Arnaud, Sandra et Maxime ont chacun une vingtaine d’années mais ils se passionnent plus pour la réforme des collectivités territoriales que pour la sortie du dernier film en 3D au multiplexe du coin. Sandra : « Ce qui gêne le PS et le PCF dans cette réforme, c’est qu’ils vont perdre des élus. Rien de plus. Et c’est vrai ! Elle en supprime un sur deux dans les départements et les régions. On va faire des économies substantielles ! » Arnaud : « Le coût des élus représente moins d’un demi point du fonctionnement des collectivités territoriales. Ce sont elles qui portent 75 % de l’investissement public, qui relancent l’économie. » Maxime : « Cette réforme a un seul but : éloigner une fois de plus les citoyens de leurs élus. »

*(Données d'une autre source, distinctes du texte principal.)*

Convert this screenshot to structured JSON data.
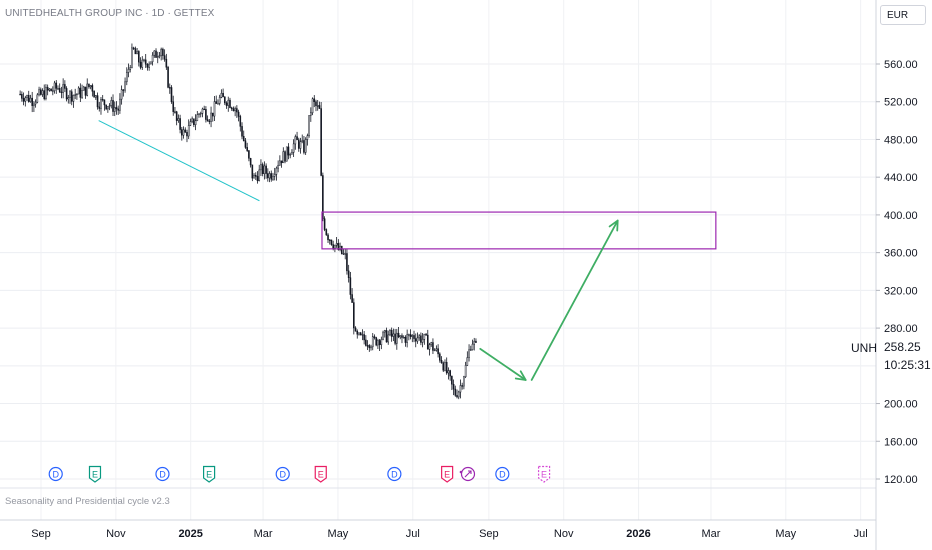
{
  "header": {
    "title": "UNITEDHEALTH GROUP INC · 1D · GETTEX",
    "currency": "EUR"
  },
  "last": {
    "symbol": "UNH",
    "price": "258.25",
    "countdown": "10:25:31"
  },
  "indicator_label": "Seasonality and Presidential cycle v2.3",
  "colors": {
    "candle": "#131722",
    "trendline": "#22c3c9",
    "zone": "#9c27b0",
    "arrow": "#3fae64",
    "dividend": "#2962ff",
    "earnings_past": "#089981",
    "earnings_recent": "#e91e63",
    "earnings_future": "#d64cd6",
    "split": "#9c27b0"
  },
  "chart_data": {
    "type": "candlestick",
    "y_ticks": [
      "560.00",
      "520.00",
      "480.00",
      "440.00",
      "400.00",
      "360.00",
      "320.00",
      "280.00",
      "200.00",
      "160.00",
      "120.00"
    ],
    "ylim": [
      120,
      560
    ],
    "x_ticks": [
      "Sep",
      "Nov",
      "2025",
      "Mar",
      "May",
      "Jul",
      "Sep",
      "Nov",
      "2026",
      "Mar",
      "May",
      "Jul"
    ],
    "x_tick_dates": [
      "2024-09-01",
      "2024-11-01",
      "2025-01-01",
      "2025-03-01",
      "2025-05-01",
      "2025-07-01",
      "2025-09-01",
      "2025-11-01",
      "2026-01-01",
      "2026-03-01",
      "2026-05-01",
      "2026-07-01"
    ],
    "price_path": [
      [
        "2024-08-15",
        528
      ],
      [
        "2024-08-25",
        522
      ],
      [
        "2024-09-05",
        530
      ],
      [
        "2024-09-15",
        535
      ],
      [
        "2024-09-25",
        527
      ],
      [
        "2024-10-05",
        530
      ],
      [
        "2024-10-12",
        538
      ],
      [
        "2024-10-17",
        520
      ],
      [
        "2024-10-25",
        518
      ],
      [
        "2024-11-03",
        512
      ],
      [
        "2024-11-10",
        548
      ],
      [
        "2024-11-15",
        575
      ],
      [
        "2024-11-22",
        558
      ],
      [
        "2024-12-01",
        566
      ],
      [
        "2024-12-08",
        578
      ],
      [
        "2024-12-14",
        538
      ],
      [
        "2024-12-20",
        500
      ],
      [
        "2024-12-27",
        485
      ],
      [
        "2025-01-03",
        498
      ],
      [
        "2025-01-10",
        512
      ],
      [
        "2025-01-17",
        504
      ],
      [
        "2025-01-24",
        523
      ],
      [
        "2025-01-31",
        522
      ],
      [
        "2025-02-07",
        513
      ],
      [
        "2025-02-14",
        475
      ],
      [
        "2025-02-21",
        438
      ],
      [
        "2025-02-28",
        448
      ],
      [
        "2025-03-07",
        442
      ],
      [
        "2025-03-14",
        458
      ],
      [
        "2025-03-21",
        466
      ],
      [
        "2025-03-28",
        478
      ],
      [
        "2025-04-04",
        470
      ],
      [
        "2025-04-10",
        520
      ],
      [
        "2025-04-16",
        510
      ],
      [
        "2025-04-18",
        400
      ],
      [
        "2025-04-22",
        380
      ],
      [
        "2025-04-30",
        365
      ],
      [
        "2025-05-07",
        355
      ],
      [
        "2025-05-13",
        300
      ],
      [
        "2025-05-15",
        270
      ],
      [
        "2025-05-22",
        268
      ],
      [
        "2025-05-29",
        265
      ],
      [
        "2025-06-05",
        270
      ],
      [
        "2025-06-12",
        272
      ],
      [
        "2025-06-19",
        268
      ],
      [
        "2025-06-26",
        270
      ],
      [
        "2025-07-03",
        272
      ],
      [
        "2025-07-10",
        268
      ],
      [
        "2025-07-17",
        260
      ],
      [
        "2025-07-24",
        248
      ],
      [
        "2025-07-31",
        225
      ],
      [
        "2025-08-04",
        210
      ],
      [
        "2025-08-08",
        215
      ],
      [
        "2025-08-13",
        238
      ],
      [
        "2025-08-18",
        268
      ],
      [
        "2025-08-22",
        258
      ]
    ],
    "trendline": {
      "from": [
        "2024-10-18",
        500
      ],
      "to": [
        "2025-02-26",
        415
      ]
    },
    "zone": {
      "x_from": "2025-04-18",
      "x_to": "2026-03-05",
      "y_from": 364,
      "y_to": 403
    },
    "projection": [
      [
        "2025-08-25",
        258
      ],
      [
        "2025-10-01",
        225
      ],
      [
        "2025-12-15",
        394
      ]
    ],
    "events": [
      {
        "label": "D",
        "kind": "dividend",
        "date": "2024-09-13"
      },
      {
        "label": "E",
        "kind": "earnings_past",
        "date": "2024-10-15"
      },
      {
        "label": "D",
        "kind": "dividend",
        "date": "2024-12-09"
      },
      {
        "label": "E",
        "kind": "earnings_past",
        "date": "2025-01-16"
      },
      {
        "label": "D",
        "kind": "dividend",
        "date": "2025-03-17"
      },
      {
        "label": "E",
        "kind": "earnings_recent",
        "date": "2025-04-17"
      },
      {
        "label": "D",
        "kind": "dividend",
        "date": "2025-06-16"
      },
      {
        "label": "E",
        "kind": "earnings_recent",
        "date": "2025-07-29"
      },
      {
        "label": "",
        "kind": "split",
        "date": "2025-08-15"
      },
      {
        "label": "D",
        "kind": "dividend",
        "date": "2025-09-12"
      },
      {
        "label": "E",
        "kind": "earnings_future",
        "date": "2025-10-16"
      }
    ]
  }
}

Cette discussion n’a pas eu lieu dans une file d’attente pour aller voir « Avatar » de James Cameron. Elle s’est déroulée dans le studio de radio Grenouille lors de l’enregistrement de la Grande Tchatche (Cf page 20). Arnaud Drouot, 21ans, est au Mouvement des jeunesses socialistes. Sandra Blanchard, 23 ans, milite aux « jeunes populaires » de l’UMP. Maxime Picard, 24 ans, est au Mouvement des jeunesses communistes. Technique, complexe, divisée en plusieurs projets de loi, la réforme des collectivités territoriales n’a rien pour autant de virtuelle. Première conséquence concrète : les élus que nous allons désigner en mars prochain ne siègeront que quatre ans au lieu de six. Et ils seront les derniers conseillers régionaux de la 5ème République.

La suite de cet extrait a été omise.